Mir ging es ähnlich wie Vera1, ich bekam die Diagnose Harnröhrendivertikel und – obwohl es bei einer Diagnose immer gefährlich ist, darüber zu googeln – fand ich sehr wenig Information über das suburethrale Divertikel bei der Frau. Dazu kommt, dass das Divertikel, was ich bisher so gelesen habe, nicht oft bishin zu selten in meinem Alter vorkommt. Deshalb will ich selbst einen Erfahrungsbericht dazu schreiben, da mir der von Vera1 in diesem Forum sehr weitergeholfen hat und ehrliche Erfahrungsberichte mehr wert sind als von Ärzten verfassten Artikel.

Zunächst zu meiner Person, wie bereits erwähnt weiblich, zum Zeitpunkt der Operation 21 Jahre alt, und hatte davor nie auffällige Probleme wie Blasenentzündungen.

Bemerkt wurde mein Divertikel bei der Frauenärztin bei einer Routineuntersuchung und fälschlicherweise als "eh nur eine Zyste, irgendwie an der Harnröhre" diagnostiziert. Es wurde eine Woche gewartet und als sich an der Ausbuchtung nix verändert hat, hat mich meine planlose Frauenärztin mit den Worten "Geben Sie mir Bescheid, wenn Sie's wissen, das interessiert mich aber auch!" an meine jetzige Urologin weiterverwiesen. Man muss fairerweise dazu sagen, dass es wirklich die wenigsten Frauenärzte schon mal gesehen haben, wichtig war nur, dass sie mich an die Urologin weiterverwiesen.

Als ich bei der Urologin war, war das Divertikel gerade sehr groß (es wird ja größer und kleiner, da sich die Ausbuchtung mit Blut, Urin oder Schleim füllen kann und dann auch irgendwann "entlädt") und sie hat es mit einem einfachen Blick in die Scheide sofort gesehen.
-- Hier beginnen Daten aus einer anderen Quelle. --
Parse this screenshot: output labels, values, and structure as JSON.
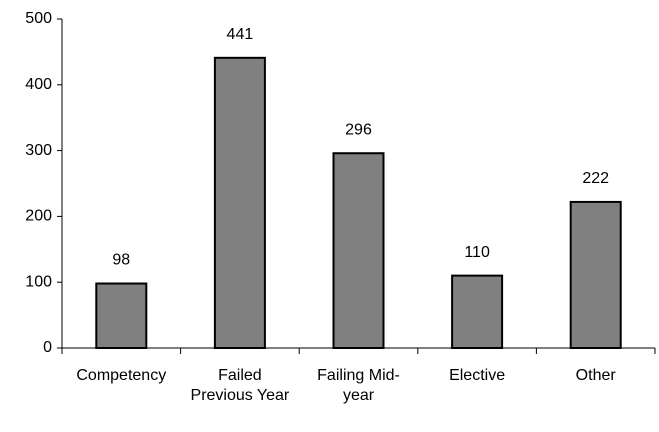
{
  "chart_data": {
    "type": "bar",
    "categories": [
      "Competency",
      "Failed Previous Year",
      "Failing Mid-year",
      "Elective",
      "Other"
    ],
    "values": [
      98,
      441,
      296,
      110,
      222
    ],
    "color": "#808080",
    "ylim": [
      0,
      500
    ],
    "yticks": [
      0,
      100,
      200,
      300,
      400,
      500
    ],
    "grid": false
  }
}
Sie hat mich gleich nach Schmerzen beim Sex gefragt, ehrlicherweise wäre mir da aber nie etwas aufgefallen – wahrscheinlich war das Divertikel schon eine ganze Weile da, hat sich aber eben erst zum damaligen Zeitpunkt ausgebreitet.

Statt weitere Untersuchungen zu machen, wurde ich gleich ins Landeskrankenhaus überwiesen, die erstmal enttäuscht waren, keine Voruntersuchungen, keine MRTs oder ähnliches in Händen zu halten, als sie mich aber anschauten, war das auch sofort nichtig.
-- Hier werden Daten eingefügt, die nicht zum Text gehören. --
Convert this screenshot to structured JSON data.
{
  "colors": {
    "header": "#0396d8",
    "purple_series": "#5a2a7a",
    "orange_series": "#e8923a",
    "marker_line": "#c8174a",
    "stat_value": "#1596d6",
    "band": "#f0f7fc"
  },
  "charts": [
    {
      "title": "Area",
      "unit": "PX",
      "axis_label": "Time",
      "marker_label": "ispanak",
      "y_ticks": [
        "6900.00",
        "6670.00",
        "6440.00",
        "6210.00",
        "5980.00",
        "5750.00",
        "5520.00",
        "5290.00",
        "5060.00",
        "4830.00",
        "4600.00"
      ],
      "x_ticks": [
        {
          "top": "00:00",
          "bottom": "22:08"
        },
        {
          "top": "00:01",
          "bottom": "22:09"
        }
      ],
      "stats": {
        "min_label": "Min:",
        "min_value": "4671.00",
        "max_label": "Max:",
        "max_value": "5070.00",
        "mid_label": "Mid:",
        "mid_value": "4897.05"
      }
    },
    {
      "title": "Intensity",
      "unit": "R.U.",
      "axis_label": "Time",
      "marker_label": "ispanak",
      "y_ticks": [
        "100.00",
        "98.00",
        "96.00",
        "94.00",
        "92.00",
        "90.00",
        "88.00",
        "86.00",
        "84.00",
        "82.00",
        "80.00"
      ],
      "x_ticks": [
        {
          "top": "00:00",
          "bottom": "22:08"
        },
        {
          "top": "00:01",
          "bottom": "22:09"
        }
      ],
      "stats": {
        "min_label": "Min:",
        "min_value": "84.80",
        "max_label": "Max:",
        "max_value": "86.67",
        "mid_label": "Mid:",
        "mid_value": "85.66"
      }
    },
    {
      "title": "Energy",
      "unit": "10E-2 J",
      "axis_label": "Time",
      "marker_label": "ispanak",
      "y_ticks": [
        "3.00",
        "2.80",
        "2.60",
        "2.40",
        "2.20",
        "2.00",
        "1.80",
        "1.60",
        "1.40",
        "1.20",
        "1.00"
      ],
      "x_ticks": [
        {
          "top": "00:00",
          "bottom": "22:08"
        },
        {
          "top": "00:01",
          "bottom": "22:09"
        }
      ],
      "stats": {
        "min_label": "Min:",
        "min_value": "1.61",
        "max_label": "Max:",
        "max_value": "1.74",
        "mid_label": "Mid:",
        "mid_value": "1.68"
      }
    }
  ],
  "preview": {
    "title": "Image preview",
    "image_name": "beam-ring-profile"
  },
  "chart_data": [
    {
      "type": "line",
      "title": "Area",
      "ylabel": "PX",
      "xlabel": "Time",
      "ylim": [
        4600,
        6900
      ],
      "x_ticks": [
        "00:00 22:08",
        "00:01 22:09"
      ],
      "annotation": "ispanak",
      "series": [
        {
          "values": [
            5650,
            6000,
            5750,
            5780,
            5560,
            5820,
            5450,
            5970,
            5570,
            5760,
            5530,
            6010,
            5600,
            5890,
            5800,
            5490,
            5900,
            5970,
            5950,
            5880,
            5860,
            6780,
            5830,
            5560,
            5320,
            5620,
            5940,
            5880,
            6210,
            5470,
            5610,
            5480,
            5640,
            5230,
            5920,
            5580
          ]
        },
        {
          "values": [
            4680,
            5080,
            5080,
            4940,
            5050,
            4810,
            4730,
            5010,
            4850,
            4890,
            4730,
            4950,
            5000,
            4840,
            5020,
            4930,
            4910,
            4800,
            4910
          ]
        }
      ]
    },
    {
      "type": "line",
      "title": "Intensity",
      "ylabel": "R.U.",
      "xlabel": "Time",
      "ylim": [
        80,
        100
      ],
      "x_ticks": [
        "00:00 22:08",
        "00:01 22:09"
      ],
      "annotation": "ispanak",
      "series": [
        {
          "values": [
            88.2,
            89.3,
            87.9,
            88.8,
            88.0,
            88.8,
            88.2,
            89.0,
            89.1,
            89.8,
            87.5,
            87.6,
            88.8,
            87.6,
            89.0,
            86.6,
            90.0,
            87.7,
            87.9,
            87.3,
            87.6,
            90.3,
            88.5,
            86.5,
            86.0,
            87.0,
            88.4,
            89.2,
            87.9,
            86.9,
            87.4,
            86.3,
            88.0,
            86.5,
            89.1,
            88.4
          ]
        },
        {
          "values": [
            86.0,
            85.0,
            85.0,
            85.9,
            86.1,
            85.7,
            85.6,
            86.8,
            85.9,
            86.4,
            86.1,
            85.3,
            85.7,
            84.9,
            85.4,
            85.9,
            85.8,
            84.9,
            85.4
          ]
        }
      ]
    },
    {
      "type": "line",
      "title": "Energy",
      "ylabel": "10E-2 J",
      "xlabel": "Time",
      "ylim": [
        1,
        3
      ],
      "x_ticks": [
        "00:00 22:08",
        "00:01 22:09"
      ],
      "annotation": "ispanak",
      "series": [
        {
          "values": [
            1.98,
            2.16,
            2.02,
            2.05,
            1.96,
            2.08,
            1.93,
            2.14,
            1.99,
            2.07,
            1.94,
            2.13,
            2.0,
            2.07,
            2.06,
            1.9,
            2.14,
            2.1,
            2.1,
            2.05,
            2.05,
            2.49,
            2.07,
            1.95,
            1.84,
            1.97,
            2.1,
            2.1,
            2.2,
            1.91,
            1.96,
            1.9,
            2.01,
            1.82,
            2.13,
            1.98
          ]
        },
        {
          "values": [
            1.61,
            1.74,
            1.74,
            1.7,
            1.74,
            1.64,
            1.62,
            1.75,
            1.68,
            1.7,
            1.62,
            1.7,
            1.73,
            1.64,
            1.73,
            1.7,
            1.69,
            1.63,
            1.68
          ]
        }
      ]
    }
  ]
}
Ich bekam noch für die selbe Woche einen OP-Termin (ich habe auf einen schnellen Termin gedrängt, da mich dieses "Ding" an der Harnröhre "wachsend" nachts wach gehalten hat und ich das nur so schnell wie möglich hinter mich bringen wollte, notwendig wärs nicht sofort gewesen!).

Am Tag vor der OP (Donnerstag, 6.5.2010) wurde ich dann im LKH stationär aufgenommen, hatte noch einige Probleme wegen meines Piercings im Gesicht, das natürlich entfernt werden musste, und hatte noch mein MRT. Hierbei wurde festgestellt, dass mein Divertikel zu dem Zeitpunkt die Größe von etwa 9mm hatte, allerdings hat meine Urologin mir gesagt, dass es gefüllter viel, viel größer gewesen wäre.

Der operierende Arzt hat mir im Vorhinein noch gesagt, dass es am besten wäre, das Divertikel "stark gefüllt" zu entfernen, da man besser sehen könne, ob man alles entfernt habe. Das war bei mir letzten Endes dann nicht der Fall, war aber auch nicht problematisch.

Vor der OP hatte ich nicht sonderlich viel Angst, eher vor dem danach – mein operierender Arzt meinte im vorhinein, er könne mir nicht sagen, wie lang der Katheter drin bleiben sollte, bzw. er würde ihn schon gerne 10 Tage zur richtigen Wundheilung drin lassen (wenn man ihn zu früh rausgibt, besteht die Gefahr einer Harnröhrenverengung).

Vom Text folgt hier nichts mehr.